Introduction: The osteogenic potential of human adipose-derived stromal cells (hASCs), the ease of cell procurement, and the shortcomings of conventional skeletal reconstruction call for further analysis of the molecular mechanisms governing hASC osteogenic differentiation. We have examined the expression profile of the human transcriptome during osteogenic differentiation of ASCs using microarray. Subsequently, we analyzed those genes related to osteogenesis that have not been previously studied about hASCs. We have preliminarily assessed the role of IGFBP3, TGF-B3, TNC, CTGF, DKK-1, and PDGFRB in hASC osteogenic differentiation.

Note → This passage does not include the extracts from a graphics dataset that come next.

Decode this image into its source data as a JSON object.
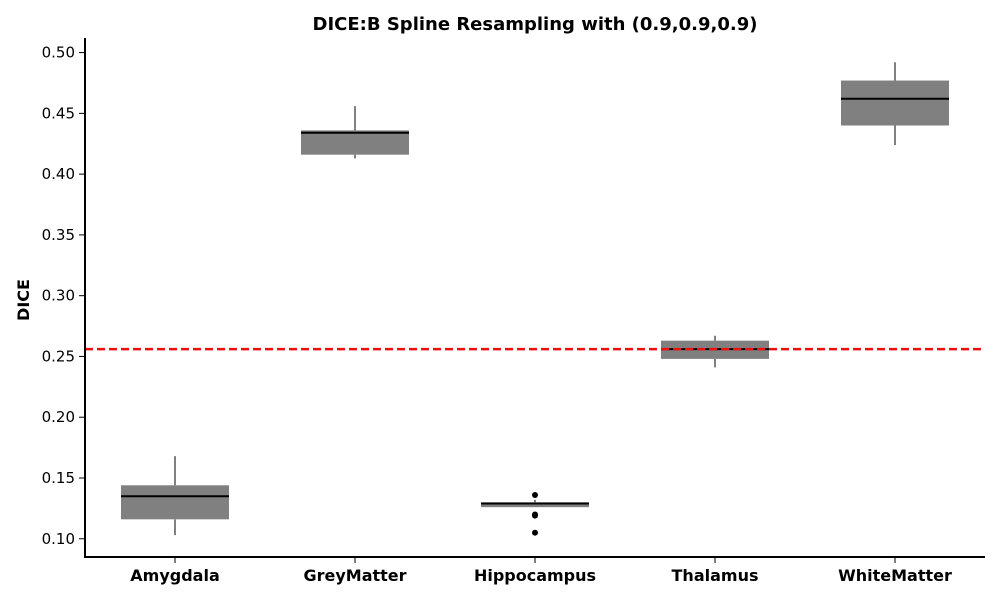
{
  "chart_data": {
    "type": "box",
    "title": "DICE:B Spline Resampling with (0.9,0.9,0.9)",
    "xlabel": "",
    "ylabel": "DICE",
    "ylim": [
      0.085,
      0.512
    ],
    "yticks": [
      0.1,
      0.15,
      0.2,
      0.25,
      0.3,
      0.35,
      0.4,
      0.45,
      0.5
    ],
    "ytick_labels": [
      "0.10",
      "0.15",
      "0.20",
      "0.25",
      "0.30",
      "0.35",
      "0.40",
      "0.45",
      "0.50"
    ],
    "categories": [
      "Amygdala",
      "GreyMatter",
      "Hippocampus",
      "Thalamus",
      "WhiteMatter"
    ],
    "boxes": [
      {
        "category": "Amygdala",
        "whisker_low": 0.103,
        "q1": 0.116,
        "median": 0.135,
        "q3": 0.144,
        "whisker_high": 0.168,
        "outliers": []
      },
      {
        "category": "GreyMatter",
        "whisker_low": 0.413,
        "q1": 0.416,
        "median": 0.434,
        "q3": 0.436,
        "whisker_high": 0.456,
        "outliers": []
      },
      {
        "category": "Hippocampus",
        "whisker_low": 0.126,
        "q1": 0.126,
        "median": 0.129,
        "q3": 0.13,
        "whisker_high": 0.132,
        "outliers": [
          0.136,
          0.12,
          0.119,
          0.105
        ]
      },
      {
        "category": "Thalamus",
        "whisker_low": 0.241,
        "q1": 0.248,
        "median": 0.256,
        "q3": 0.263,
        "whisker_high": 0.267,
        "outliers": []
      },
      {
        "category": "WhiteMatter",
        "whisker_low": 0.424,
        "q1": 0.44,
        "median": 0.462,
        "q3": 0.477,
        "whisker_high": 0.492,
        "outliers": []
      }
    ],
    "reference_line": {
      "value": 0.256,
      "color": "#e8120c",
      "style": "dashed"
    },
    "box_color": "#808080",
    "grid": false
  }
}
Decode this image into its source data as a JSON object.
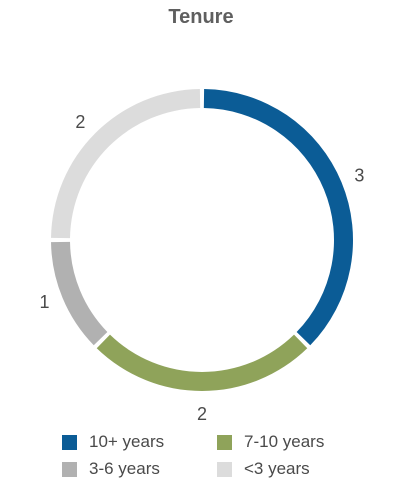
{
  "chart_data": {
    "type": "pie",
    "title": "Tenure",
    "categories": [
      "10+ years",
      "7-10 years",
      "3-6 years",
      "<3 years"
    ],
    "values": [
      3,
      2,
      1,
      2
    ],
    "colors": [
      "#0b5c96",
      "#8fa35a",
      "#b1b1b1",
      "#dcdcdc"
    ],
    "donut": true,
    "legend_position": "bottom"
  }
}
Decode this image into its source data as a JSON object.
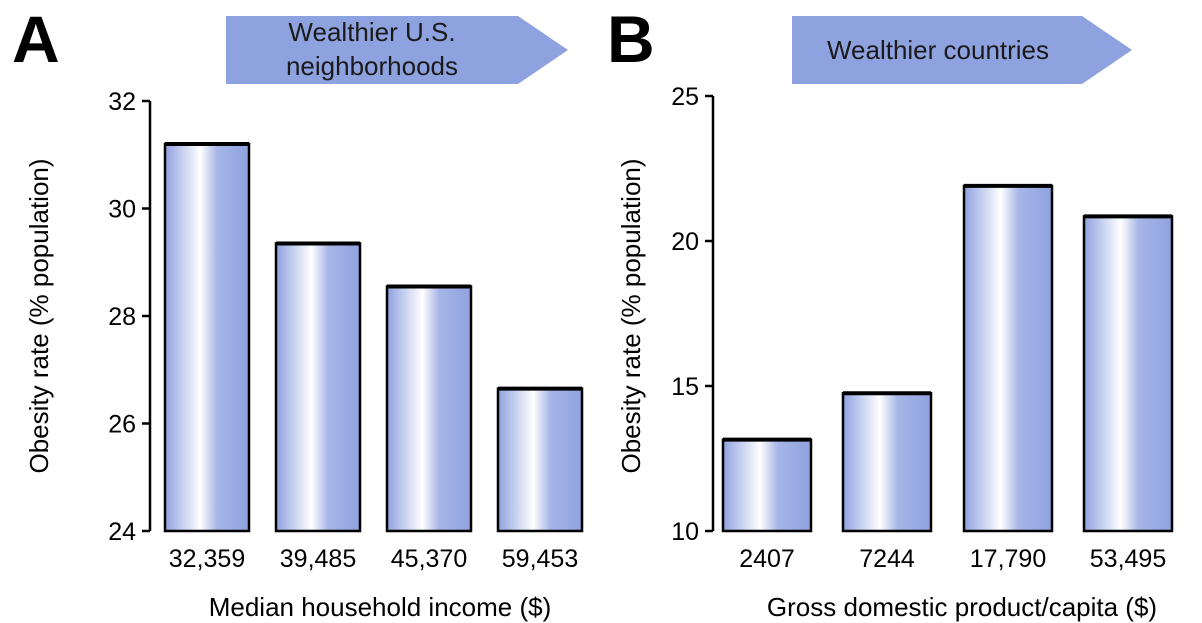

Methods: We compared the expression profile of undifferentiated hASCs to that of hASCs treated with osteogenic differentiation medium for 1, 3, or 7 days using the Human Exonic Evidence-Based Oligonucleotide chip. Genes significantly overexpress or underexpressed were validated with quantitative reverse transcription-polymerase chain reaction. The osteogenic capability of ASCs was verified by Alizarin Red staining.
Results: IGFBP3, TGF-B3, TNC, CTGF, and PDGFRB were all upregulated in early osteogenesis, and TGF-B3, TNC, and PDGFRB were upregulated in late osteogenesis by microarray and quantitative reverse transcription analysis. In contrast, DKK-1 was downregulated in early and late osteogenesis. Alizarin Red staining showed a significant increase in mineralization in hASCs, even after 1 day in osteogenic differentiation medium.
Conclusions: Factors that commit hASCs to an osteogenic pathway remain largely unknown. We have described 6 genes that play key roles in hASC osteogenic differentiation. We plan to further exploit these data via in vitro treatment of hASCs with these soluble cytokines and in vivo translation using a nude mouse calvarial defect model.